SOMETHING must be in the air in Felixstowe as two of the resort's oldest residents have celebrated special milestones.

SOMETHING must be in the air in Felixstowe as two of the resort's oldest residents have celebrated special milestones.

While Charles Wheatley - now living in a residential home he once ran as a guest house - was enjoying his 100th birthday, a few streets away Dick Jervis was looking back over a life of 103 years.

Mr Jervis, who lives at Coniston residential home in Garfield Road, moved with his wife Kathleen, who died two years ago aged 99, to Felixstowe from Ipswich after the second world war, living first in Grange Road and later Manor Terrace for more than 50 years.

He worked as a coach and bus driver, particularly enjoying being a coach tour guide taking parties all over East Anglia.

“It was great fun - I loved exploring the region and part of my job was to describe to the passengers what they could see,” he said.

“My favourite run was to Sandringham, that was always a little bit special.”
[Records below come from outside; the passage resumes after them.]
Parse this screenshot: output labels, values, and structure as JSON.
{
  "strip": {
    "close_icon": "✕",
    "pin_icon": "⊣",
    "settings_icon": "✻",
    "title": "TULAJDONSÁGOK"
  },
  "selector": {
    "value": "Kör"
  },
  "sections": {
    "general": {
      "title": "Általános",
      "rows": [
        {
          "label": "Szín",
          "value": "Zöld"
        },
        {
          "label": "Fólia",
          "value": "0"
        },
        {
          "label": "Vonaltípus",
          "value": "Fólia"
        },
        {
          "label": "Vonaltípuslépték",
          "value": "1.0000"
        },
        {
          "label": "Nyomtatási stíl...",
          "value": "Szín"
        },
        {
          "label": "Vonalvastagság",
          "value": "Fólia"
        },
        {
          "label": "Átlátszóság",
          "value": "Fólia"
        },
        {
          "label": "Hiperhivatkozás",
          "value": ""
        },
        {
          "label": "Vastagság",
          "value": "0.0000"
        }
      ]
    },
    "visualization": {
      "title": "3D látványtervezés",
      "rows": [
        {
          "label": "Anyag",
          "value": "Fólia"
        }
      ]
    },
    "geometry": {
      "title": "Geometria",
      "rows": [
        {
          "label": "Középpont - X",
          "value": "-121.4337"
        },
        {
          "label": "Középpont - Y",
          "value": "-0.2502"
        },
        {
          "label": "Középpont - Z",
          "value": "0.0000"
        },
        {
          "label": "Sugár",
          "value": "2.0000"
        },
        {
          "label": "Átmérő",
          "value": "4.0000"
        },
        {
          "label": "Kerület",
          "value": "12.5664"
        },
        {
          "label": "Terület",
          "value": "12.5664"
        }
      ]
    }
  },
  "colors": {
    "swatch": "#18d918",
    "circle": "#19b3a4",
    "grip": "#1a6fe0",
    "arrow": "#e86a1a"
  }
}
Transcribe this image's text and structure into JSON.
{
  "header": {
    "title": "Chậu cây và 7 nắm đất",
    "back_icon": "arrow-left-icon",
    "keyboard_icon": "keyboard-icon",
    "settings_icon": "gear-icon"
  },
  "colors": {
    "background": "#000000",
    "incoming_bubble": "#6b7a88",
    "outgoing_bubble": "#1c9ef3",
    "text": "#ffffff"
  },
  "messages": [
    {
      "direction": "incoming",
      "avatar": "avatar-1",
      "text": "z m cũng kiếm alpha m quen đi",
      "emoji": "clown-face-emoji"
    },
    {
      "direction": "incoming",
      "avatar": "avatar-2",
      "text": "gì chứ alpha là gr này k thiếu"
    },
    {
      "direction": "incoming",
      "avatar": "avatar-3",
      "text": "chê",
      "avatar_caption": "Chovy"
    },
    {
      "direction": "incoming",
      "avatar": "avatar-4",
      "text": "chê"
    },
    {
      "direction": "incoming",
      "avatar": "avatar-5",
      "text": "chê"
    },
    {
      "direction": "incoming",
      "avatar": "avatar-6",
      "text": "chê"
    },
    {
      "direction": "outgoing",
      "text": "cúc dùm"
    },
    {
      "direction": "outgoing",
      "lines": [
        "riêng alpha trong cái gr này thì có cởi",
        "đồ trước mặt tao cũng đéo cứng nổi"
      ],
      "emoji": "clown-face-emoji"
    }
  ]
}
Mr Jervis, who has a daughter Janet, and is a grandfather and great-grandfather, was at school in the first world war. He still has clear memories of it including seeing a flaming Zeppelin flying past before it crashed at Theberton.

“I am confined to a bed now and cannot see out of one eye, but I still enjoy answering the questions on the Weakest Link and the staff here are wonderful to me,” he added.

Doncaster-born Mr Wheatley left school at 14 to work in a lace factory, then as an electrician.

He married Agnes when he was 19 and bravely asked his boss for a pay rise - only to be sacked instead.

Later he got work on the railway, before moving to Felixstowe in 1942 as an inspector for the water board.

He bought White Gables, in Stanley Road, in 1946 and ran it as a guest house - selling it in 1982 to Trevor Lewis, father of the present owner, for a residential home, where he has lived for the past two years.

Mr Wheatley's wife Agnes died in 1986 and he married family friend and carer Eileen, who is in her 70s, in 1987.

He has been very involved with the Bethesda Baptist Church in Felixstowe for 40 years.